Although
Patrick Summers is best known as a conductor of contemporary opera, particularly American opera, his work extends across the standard operatic and symphonic repertoire. He has worked in some of the world's most prestigious opera houses and regularly conducts at the
Metropolitan Opera, San Francisco Opera, Houston Opera, and
Opera Australia. At the San Francisco Opera and Houston Grand Opera he has played a key role in the development of over a dozen world premieres.
Summers grew up in Loogootee, IN, and studied at Indiana University. After graduation he worked with San Francisco's Western Opera Theater and the Merola Opera Program. He has been principal guest conductor of the San Francisco Opera since 1989. He made his premiere with
Opera Australia in 1994.
Summers' first performance at the
Metropolitan Opera was a 1998 performance of Die Fledermaus. He became music director of Houston Grand Opera in 1998 and in 2011 was appointed to the company's newly created dual position of artistic and music director.
Summers' involvement in the creation of new operas had begun at the San Francisco Opera, where he led
André Previn's A Streetcar Named Desire and
Jake Heggie and
Terrence McNally's Dead Man Walking. In Houston he has continued to work extensively with living composers and has commissioned and premiered a number of new operas, many of which are among the most significant and popular American works of the late 20th and early 21st centuries. Works that he has been instrumental in creating include
Mark Adamo's Little Women,
Rachel Portman's The Little Prince, and
Carlisle Floyd's Cold Sassy Tree.
Tod Machover, Daniel Catán,
Lee Hoiby,
Michael Daugherty, and
Christopher Theofanidis are among the composers with whom he has worked.

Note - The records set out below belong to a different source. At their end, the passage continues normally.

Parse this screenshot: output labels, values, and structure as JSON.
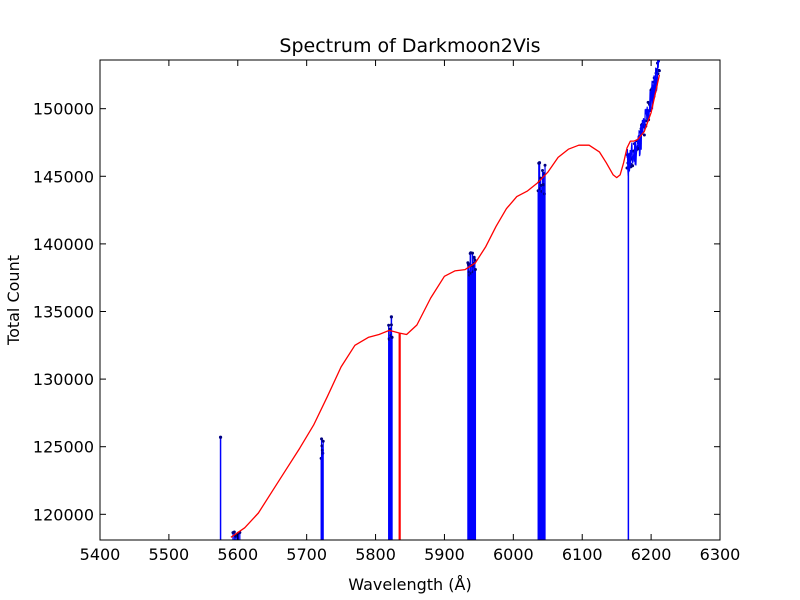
{
  "chart_data": {
    "type": "line",
    "title": "Spectrum of Darkmoon2Vis",
    "xlabel": "Wavelength (Å)",
    "ylabel": "Total Count",
    "xlim": [
      5400,
      6300
    ],
    "ylim": [
      118100,
      153600
    ],
    "x_ticks": [
      5400,
      5500,
      5600,
      5700,
      5800,
      5900,
      6000,
      6100,
      6200,
      6300
    ],
    "x_tick_labels": [
      "5400",
      "5500",
      "5600",
      "5700",
      "5800",
      "5900",
      "6000",
      "6100",
      "6200",
      "6300"
    ],
    "y_ticks": [
      120000,
      125000,
      130000,
      135000,
      140000,
      145000,
      150000
    ],
    "y_tick_labels": [
      "120000",
      "125000",
      "130000",
      "135000",
      "140000",
      "145000",
      "150000"
    ],
    "grid": false,
    "colors": {
      "fit": "#ff0000",
      "data": "#0000ff",
      "marker": "#000080",
      "axes": "#000000"
    },
    "fit_curve": {
      "x": [
        5590,
        5610,
        5630,
        5650,
        5670,
        5690,
        5710,
        5730,
        5750,
        5770,
        5790,
        5805,
        5820,
        5835,
        5845,
        5860,
        5880,
        5900,
        5915,
        5930,
        5945,
        5960,
        5975,
        5990,
        6005,
        6020,
        6035,
        6050,
        6065,
        6080,
        6095,
        6110,
        6125,
        6135,
        6145,
        6150,
        6155,
        6160,
        6165,
        6170,
        6175,
        6180,
        6190,
        6200,
        6212
      ],
      "y": [
        118300,
        119000,
        120100,
        121700,
        123300,
        124900,
        126600,
        128700,
        130900,
        132500,
        133100,
        133300,
        133600,
        133400,
        133300,
        134000,
        136000,
        137600,
        138000,
        138100,
        138600,
        139800,
        141300,
        142600,
        143500,
        143900,
        144500,
        145300,
        146400,
        147000,
        147300,
        147300,
        146800,
        146000,
        145100,
        144900,
        145100,
        146000,
        147100,
        147600,
        147600,
        147700,
        148300,
        149700,
        152500
      ]
    },
    "red_bar": {
      "x": 5835,
      "y": 133400
    },
    "stems": [
      {
        "x": 5575,
        "y": 125700
      },
      {
        "x": 5820,
        "y": 133000
      },
      {
        "x": 5823,
        "y": 134600
      },
      {
        "x": 5935,
        "y": 138500
      },
      {
        "x": 5943,
        "y": 139000
      },
      {
        "x": 6038,
        "y": 146000
      },
      {
        "x": 6044,
        "y": 145200
      },
      {
        "x": 6167,
        "y": 146500
      }
    ],
    "clusters": [
      {
        "x0": 5593,
        "x1": 5603,
        "ymin": 118300,
        "ymax": 119000,
        "n": 6
      },
      {
        "x0": 5721,
        "x1": 5724,
        "ymin": 124000,
        "ymax": 125800,
        "n": 6
      },
      {
        "x0": 5819,
        "x1": 5824,
        "ymin": 132800,
        "ymax": 134600,
        "n": 6
      },
      {
        "x0": 5934,
        "x1": 5945,
        "ymin": 137600,
        "ymax": 139400,
        "n": 14
      },
      {
        "x0": 6036,
        "x1": 6046,
        "ymin": 143500,
        "ymax": 146000,
        "n": 12
      },
      {
        "x0": 6165,
        "x1": 6212,
        "ymin": 146000,
        "ymax": 153500,
        "n": 70
      }
    ]
  }
}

He has also led performances at Barcelona’s Gran Teatre del Liceu, Welsh National Opera,
Santa Fe Opera, Opéra de Bordeaux, Rome Opera, and Lisbon Opera. Orchestras that he has led include the
Boston Symphony, the
Royal Concertgebouw Orchestra, the
English Chamber Orchestra, the
Rotterdam Philharmonic, and the
Los Angeles Philharmonic.
In 2002 he received a Grammy Award for the album
Bel Canto, featuring soprano
Renée Fleming and the
Orchestra of St. Luke's. Other recordings include
Adamo's Little Women,
Heggie's Dead Man Walking, Catán's Florencia en el Amazonas, and
Previn's Brief Encounter, as well as DVDs of The Marriage of Figaro, La Cenerentola, I Puritani, and Madama Butterfly.